Frustrating as it is to get half-way through a piece and realize you've been doing something wrong the whole time, it's better to unravel the entire thing and start over than it is to muddle through and end up with something that doesn't fit. (Yes, I did the latter. Oh well - the hat will fit a child. Sighhh.)

It's okay to start over again. It's okay to admit mistakes, even if by doing so the end result takes three times longer to do, than it is to blunder ahead and have to apologize for all the holes and tangled mess you made. (And yes, I've done the latter - with my kids. Dozens of times. Sighhh.) I'm learning to stop before it gets too far, to stop dead in my tracks and to admit my mistakes, go back to where I went wrong and start over.  This has so many applications: ground rules that don't work, parental overreactions, and making concessions that get out of hand, to name but a few. 

Stitches make rows; rows make a work of art
Getting blasé about the little things makes for bigger mistakes later on. Stitching every stitch, not skipping stitches unless instructed to, leaves holes that look like blemishes in the piece. Even such a small thing as forgetting to add a stitch at the end of a row (or a round) that is the same height as the rest of the row (or the round) can make the finished work look amateurish and crude. 

Little concessions made, boundaries not set (or not enforced) make way for bigger concessions and more broken rules (and hearts) later. It's so much better (even if it's harder) to pay attention to the little things. Such a simple matter as saying please and thank you (and meaning it) - or little courtesies such as turning off an appliance (or light) that you turned on - or a decision made to treat the other person's feelings with respect by not criticizing or belittling (even in jest) can make the world of difference in the fabric of our lives, and the lives of those with whom we are in relationship. 

Trust the designer and follow the pattern
On my first major project earlier this week, (I referred to this earlier) I looked at how my hat project was turning out, and I thought, "That's not right. It'll be too big." So, I started to narrow the work beyond what the pattern said. 

And it ended up being too small. 

Duh-h.

Lesson learned. All was not lost; I could give my finished hat to a child or a really petite adult. However, my plan to give it to my daughter (whose head is just as big as mine if not bigger, apparently) was foiled. 

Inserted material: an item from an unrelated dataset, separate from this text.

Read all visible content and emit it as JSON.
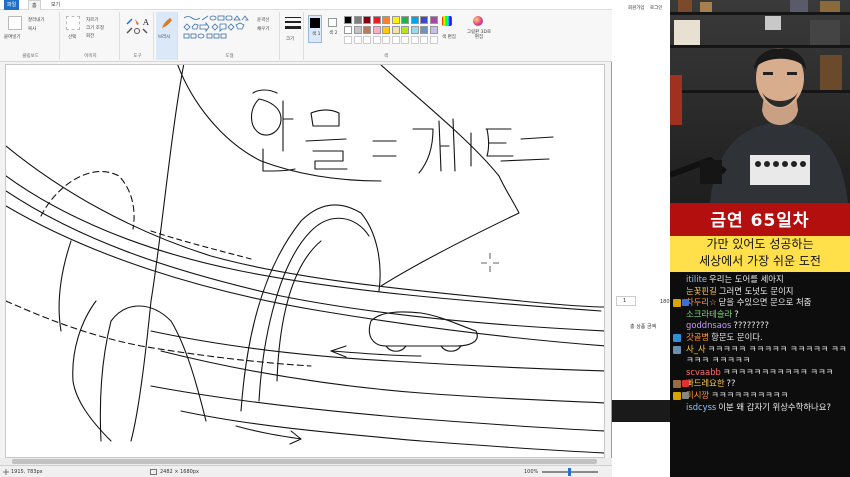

Sometimes I just have to trust that the Designer really knows what He's doing and just concentrate on what I'm told to do next. Even if it doesn't make sense at the time. Even if I think it won't turn out right. The moment I start thinking I know better, that's when things take a turn for the worse. I can't control what someone else says, does, believes, or thinks. When I try to control it (or the other person), my effort blows up in my face. I've proven that time and time again. 

You'd think I would have learned by now. 

However, one thing I will say: Experience is a great teacher.